Shifting gears back into the tangible, measurable world Fuji has made other improvements and added a few features that are worth noting.
- First off is what I see is a much improved accuracy in the frame lines field of view as well as close-focus accuracy. Are they as accurate as TTL viewing. Of course not but in a lot of cases it's not required and can actually be counter productive (more later).
- I started off assuming the frame lines showed a lot looser view than was captured, especially close up. Not the case. It's better to assume they show the edges fairly closely until you get it ingrained. Honestly that not-so perfect framing can be an incentive to worry about more important things like just take the damn shot.
- That new button press on the focus lever that brings up alternative frame lines may not seem all that useful but it is. I honestly forgot how much I used it on my Leica M cameras. Hell, that's the only thing the lever on the front of M cameras did and it's been there for decades.
- Did I mention the frame lines stay put in manual and AF if you want them to now?
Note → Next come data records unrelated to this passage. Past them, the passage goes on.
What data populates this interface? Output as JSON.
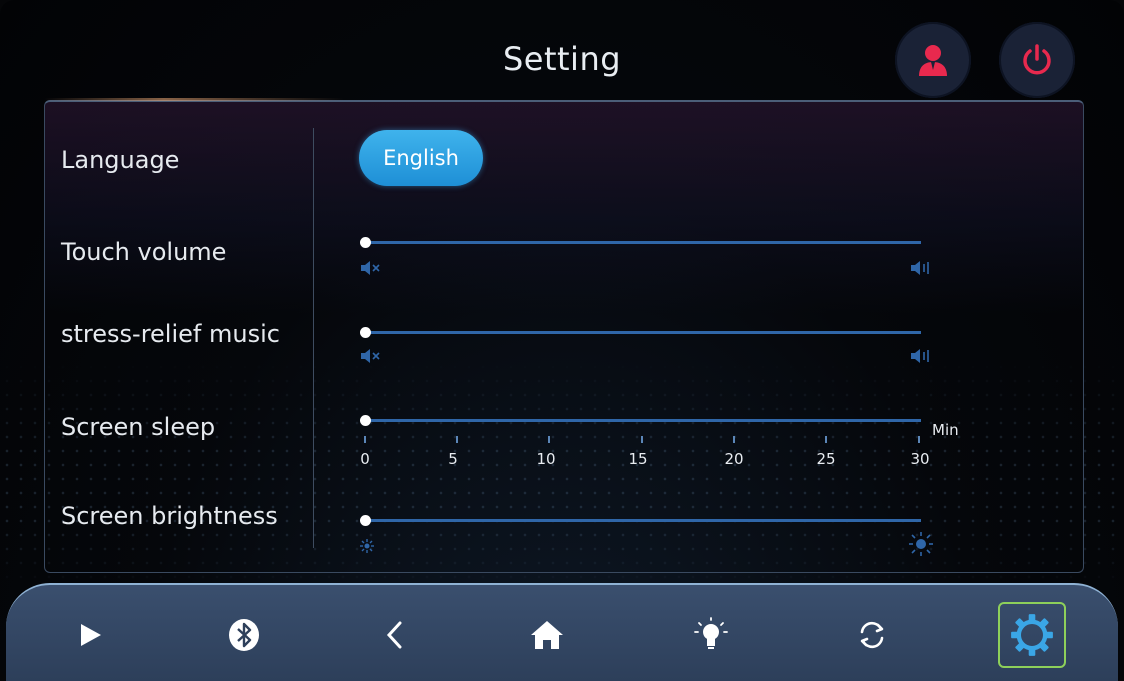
{
  "header": {
    "title": "Setting",
    "user_button_icon": "user-icon",
    "power_button_icon": "power-icon"
  },
  "settings": {
    "language": {
      "label": "Language",
      "value": "English"
    },
    "touch_volume": {
      "label": "Touch volume",
      "level": 0,
      "min_icon": "mute-icon",
      "max_icon": "volume-icon"
    },
    "stress_relief_music": {
      "label": "stress-relief music",
      "level": 0,
      "min_icon": "mute-icon",
      "max_icon": "volume-icon"
    },
    "screen_sleep": {
      "label": "Screen sleep",
      "level_min": 0,
      "unit": "Min",
      "ticks": [
        "0",
        "5",
        "10",
        "15",
        "20",
        "25",
        "30"
      ]
    },
    "screen_brightness": {
      "label": "Screen brightness",
      "level": 0,
      "min_icon": "dim-sun-icon",
      "max_icon": "bright-sun-icon"
    }
  },
  "navbar": {
    "items": [
      {
        "name": "play",
        "icon": "play-icon"
      },
      {
        "name": "bluetooth",
        "icon": "bluetooth-icon"
      },
      {
        "name": "back",
        "icon": "chevron-left-icon"
      },
      {
        "name": "home",
        "icon": "home-icon"
      },
      {
        "name": "light",
        "icon": "lightbulb-icon"
      },
      {
        "name": "sync",
        "icon": "sync-icon"
      },
      {
        "name": "settings",
        "icon": "gear-icon",
        "active": true
      }
    ]
  },
  "colors": {
    "accent": "#2f66a8",
    "button_blue": "#2a9fe3",
    "icon_red": "#e8294e",
    "active_outline": "#8ed05a",
    "icon_blue": "#3aa6e6"
  }
}
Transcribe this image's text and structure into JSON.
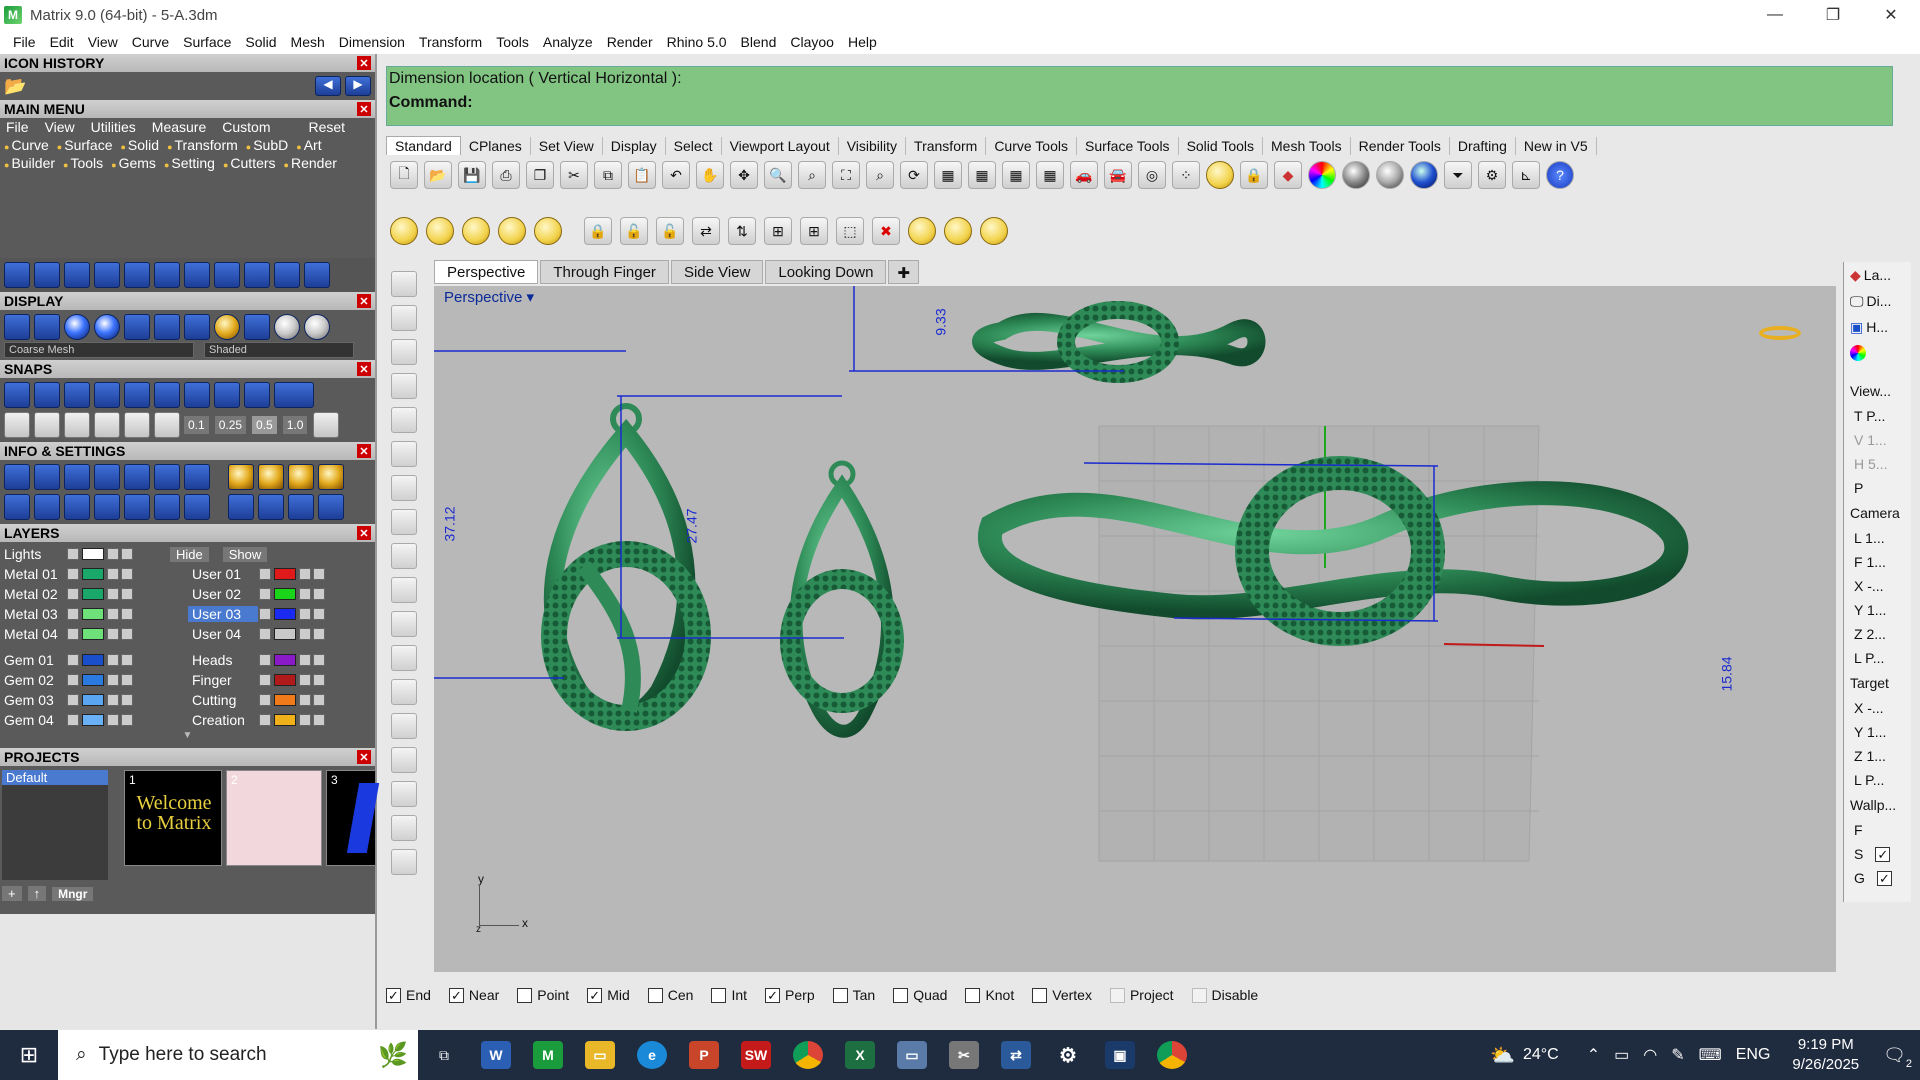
{
  "window": {
    "title": "Matrix 9.0 (64-bit) - 5-A.3dm",
    "min": "—",
    "restore": "❐",
    "close": "✕"
  },
  "menu": [
    "File",
    "Edit",
    "View",
    "Curve",
    "Surface",
    "Solid",
    "Mesh",
    "Dimension",
    "Transform",
    "Tools",
    "Analyze",
    "Render",
    "Rhino 5.0",
    "Blend",
    "Clayoo",
    "Help"
  ],
  "left": {
    "icon_history": "ICON HISTORY",
    "main_menu": "MAIN MENU",
    "mm_row1": [
      "File",
      "View",
      "Utilities",
      "Measure",
      "Custom",
      "Reset"
    ],
    "mm_row2": [
      "Curve",
      "Surface",
      "Solid",
      "Transform",
      "SubD",
      "Art"
    ],
    "mm_row3": [
      "Builder",
      "Tools",
      "Gems",
      "Setting",
      "Cutters",
      "Render"
    ],
    "display": "DISPLAY",
    "display_combo1": "Coarse Mesh",
    "display_combo2": "Shaded",
    "snaps": "SNAPS",
    "snap_values": [
      "0.1",
      "0.25",
      "0.5",
      "1.0"
    ],
    "info": "INFO & SETTINGS",
    "layers": "LAYERS",
    "lights": "Lights",
    "hide": "Hide",
    "show": "Show",
    "layer_left": [
      {
        "name": "Metal 01",
        "color": "#1aa86a"
      },
      {
        "name": "Metal 02",
        "color": "#1aa86a"
      },
      {
        "name": "Metal 03",
        "color": "#6ee07a"
      },
      {
        "name": "Metal 04",
        "color": "#6ee07a"
      },
      {
        "name": "Gem 01",
        "color": "#1a4fcc"
      },
      {
        "name": "Gem 02",
        "color": "#2a7ae0"
      },
      {
        "name": "Gem 03",
        "color": "#5aa6f0"
      },
      {
        "name": "Gem 04",
        "color": "#6ab0f6"
      }
    ],
    "layer_right": [
      {
        "name": "User 01",
        "color": "#e01a1a"
      },
      {
        "name": "User 02",
        "color": "#1ad41a"
      },
      {
        "name": "User 03",
        "color": "#1a2af0"
      },
      {
        "name": "User 04",
        "color": "#c8c8c8"
      },
      {
        "name": "Heads",
        "color": "#8a1ac8"
      },
      {
        "name": "Finger",
        "color": "#b01a1a"
      },
      {
        "name": "Cutting",
        "color": "#f07a1a"
      },
      {
        "name": "Creation",
        "color": "#f0b01a"
      }
    ],
    "projects": "PROJECTS",
    "project_default": "Default",
    "thumb1": "1",
    "thumb1_text": "Welcome to Matrix",
    "thumb2": "2",
    "thumb3": "3",
    "mngr": "Mngr"
  },
  "command": {
    "prompt": "Dimension location ( Vertical  Horizontal ):",
    "label": "Command:"
  },
  "toolbar_tabs": [
    "Standard",
    "CPlanes",
    "Set View",
    "Display",
    "Select",
    "Viewport Layout",
    "Visibility",
    "Transform",
    "Curve Tools",
    "Surface Tools",
    "Solid Tools",
    "Mesh Tools",
    "Render Tools",
    "Drafting",
    "New in V5"
  ],
  "viewport_tabs": [
    "Perspective",
    "Through Finger",
    "Side View",
    "Looking Down"
  ],
  "viewport": {
    "label": "Perspective",
    "dims": {
      "d1": "9.33",
      "d2": "37.12",
      "d3": "27.47",
      "d4": "15.84"
    },
    "axis_y": "y",
    "axis_x": "x",
    "axis_z": "z"
  },
  "right": {
    "tabs": [
      "La...",
      "Di...",
      "H..."
    ],
    "view": "View...",
    "view_rows": [
      "T P...",
      "V 1...",
      "H 5...",
      "P"
    ],
    "camera": "Camera",
    "camera_rows": [
      "L 1...",
      "F 1...",
      "X -...",
      "Y 1...",
      "Z 2...",
      "L P..."
    ],
    "target": "Target",
    "target_rows": [
      "X -...",
      "Y 1...",
      "Z 1...",
      "L P..."
    ],
    "wallp": "Wallp...",
    "wallp_rows": [
      "F",
      "S",
      "G"
    ]
  },
  "osnap": [
    {
      "label": "End",
      "checked": true
    },
    {
      "label": "Near",
      "checked": true
    },
    {
      "label": "Point",
      "checked": false
    },
    {
      "label": "Mid",
      "checked": true
    },
    {
      "label": "Cen",
      "checked": false
    },
    {
      "label": "Int",
      "checked": false
    },
    {
      "label": "Perp",
      "checked": true
    },
    {
      "label": "Tan",
      "checked": false
    },
    {
      "label": "Quad",
      "checked": false
    },
    {
      "label": "Knot",
      "checked": false
    },
    {
      "label": "Vertex",
      "checked": false
    },
    {
      "label": "Project",
      "checked": false
    },
    {
      "label": "Disable",
      "checked": false
    }
  ],
  "taskbar": {
    "search_placeholder": "Type here to search",
    "weather": "24°C",
    "lang": "ENG",
    "time": "9:19 PM",
    "date": "9/26/2025",
    "notif": "2"
  },
  "colors": {
    "model": "#2e8b57",
    "dimension": "#1a2ad0",
    "cmd_bg": "#82c583"
  }
}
Again, a major win for the upgrade.
- The frigging joystick focus point control when using the OVF in manual also moves the little EVF view before during and after focus. OMG, this is amazing. Try it in your own particular OVF use so so so useful in developing your own best-case use for your own work. Talk about fast.
I probably forgot a few improvements related to the OVF but let's talk about some not so measurable things before I wrap up this installment.
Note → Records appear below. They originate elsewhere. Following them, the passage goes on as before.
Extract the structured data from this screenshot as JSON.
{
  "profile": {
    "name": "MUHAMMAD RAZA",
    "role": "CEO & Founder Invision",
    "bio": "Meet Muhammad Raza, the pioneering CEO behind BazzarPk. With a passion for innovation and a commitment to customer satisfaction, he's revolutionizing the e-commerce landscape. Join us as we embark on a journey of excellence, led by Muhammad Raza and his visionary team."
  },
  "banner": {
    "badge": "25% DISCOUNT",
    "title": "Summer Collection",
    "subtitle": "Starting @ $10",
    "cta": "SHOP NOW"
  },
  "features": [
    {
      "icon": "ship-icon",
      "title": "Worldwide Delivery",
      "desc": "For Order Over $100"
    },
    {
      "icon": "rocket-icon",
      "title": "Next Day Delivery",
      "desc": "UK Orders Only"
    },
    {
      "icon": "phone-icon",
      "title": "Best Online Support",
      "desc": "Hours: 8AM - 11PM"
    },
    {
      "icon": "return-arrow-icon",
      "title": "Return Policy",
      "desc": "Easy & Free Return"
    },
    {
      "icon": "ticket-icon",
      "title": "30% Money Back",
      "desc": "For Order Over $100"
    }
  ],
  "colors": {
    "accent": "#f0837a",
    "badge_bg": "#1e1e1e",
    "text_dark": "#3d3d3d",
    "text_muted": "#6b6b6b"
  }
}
Notice anything in the couple of random frames of Melanie getting ready in the mirror I've included? Probably not but I certainly do. I shoot looser than I do with TTL viewing of any kind. I'm not talking about looser in terms of farther away in various cases. I mean overall. This is way different than I do things with TTL viewing and perfect 100% framing real-time.
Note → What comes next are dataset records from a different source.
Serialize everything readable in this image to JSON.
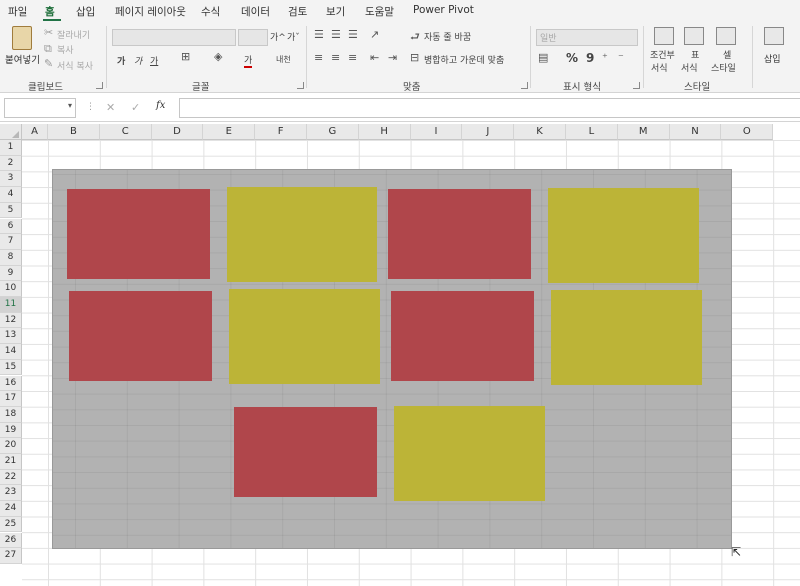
{
  "menu": {
    "tabs": [
      "파일",
      "홈",
      "삽입",
      "페이지 레이아웃",
      "수식",
      "데이터",
      "검토",
      "보기",
      "도움말",
      "Power Pivot"
    ],
    "active_tab": "홈"
  },
  "ribbon": {
    "clipboard": {
      "paste_label": "붙여넣기",
      "cut_label": "잘라내기",
      "copy_label": "복사",
      "format_painter_label": "서식 복사",
      "group_label": "클립보드"
    },
    "font": {
      "grow_label": "가^",
      "shrink_label": "가ˇ",
      "bold": "가",
      "italic": "가",
      "underline": "가",
      "font_color_glyph": "가",
      "phonetic": "내천",
      "group_label": "글꼴"
    },
    "alignment": {
      "wrap_label": "자동 줄 바꿈",
      "merge_label": "병합하고 가운데 맞춤",
      "group_label": "맞춤"
    },
    "number": {
      "format_value": "일반",
      "percent": "%",
      "comma": "9",
      "group_label": "표시 형식"
    },
    "styles": {
      "conditional_label_1": "조건부",
      "conditional_label_2": "서식",
      "table_label_1": "표",
      "table_label_2": "서식",
      "cell_label_1": "셀",
      "cell_label_2": "스타일",
      "group_label": "스타일"
    },
    "cells": {
      "insert_label": "삽입"
    }
  },
  "formula_bar": {
    "name_box": "",
    "cancel": "✕",
    "enter": "✓",
    "fx": "fx",
    "formula": ""
  },
  "columns": [
    "A",
    "B",
    "C",
    "D",
    "E",
    "F",
    "G",
    "H",
    "I",
    "J",
    "K",
    "L",
    "M",
    "N",
    "O"
  ],
  "rows": [
    "1",
    "2",
    "3",
    "4",
    "5",
    "6",
    "7",
    "8",
    "9",
    "10",
    "11",
    "12",
    "13",
    "14",
    "15",
    "16",
    "17",
    "18",
    "19",
    "20",
    "21",
    "22",
    "23",
    "24",
    "25",
    "26",
    "27"
  ],
  "selected_row": "11",
  "colors": {
    "canvas": "#b2b2b2",
    "red_shape": "#b0464b",
    "yellow_shape": "#bcb437",
    "accent": "#217346"
  }
}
I knew I did this for a very long time. It's probably the primary reasons I maintained a Leica M kit along with my Nikons for so so long. I also noticed this was the case with my X100 and X100S. Again the reasons I loved those cameras in spite of the shortcomings. I'll try to illustrate a tiny example of what I mean. Take a look again at the third shot up. the one that frames the mirror on the left hand side of the edge with an OOF view of M.'s leg. See how I cropped into her thigh and cut off her shoe at the bottom. I know I would have taken a moment to consider backing off and probably would have to more precisely include the whole shoe in the bottom left.
Sure if I did that I could probably reproduce the same crop after the fact. Consider this; I most likely wouldn't wouldn't have cropped it as I never would have remembered seeing it this way. Second is that even considering it I wouldn't have grabbed that particular moment which is way more important. Third and most of all that would have changed my point of view which means I would not have M.'s hand in view. That last point is worth considering in shooting looser as that view is far more important than most other things in that picture. It's definitely one of the reason I've put a select label on that one and truthfully I like that her shoe is cut off in overall composition. That's what I mean by looser.
All pictures made with the Fuji XPro-2 and 18mm f/2 R. Processing via Lightroom CC with a few different VSCO FILM presets applied. I won't check each one but I think FILM01 TMAX3200, FILM02 DELTA3200, FILM05 BW400CN.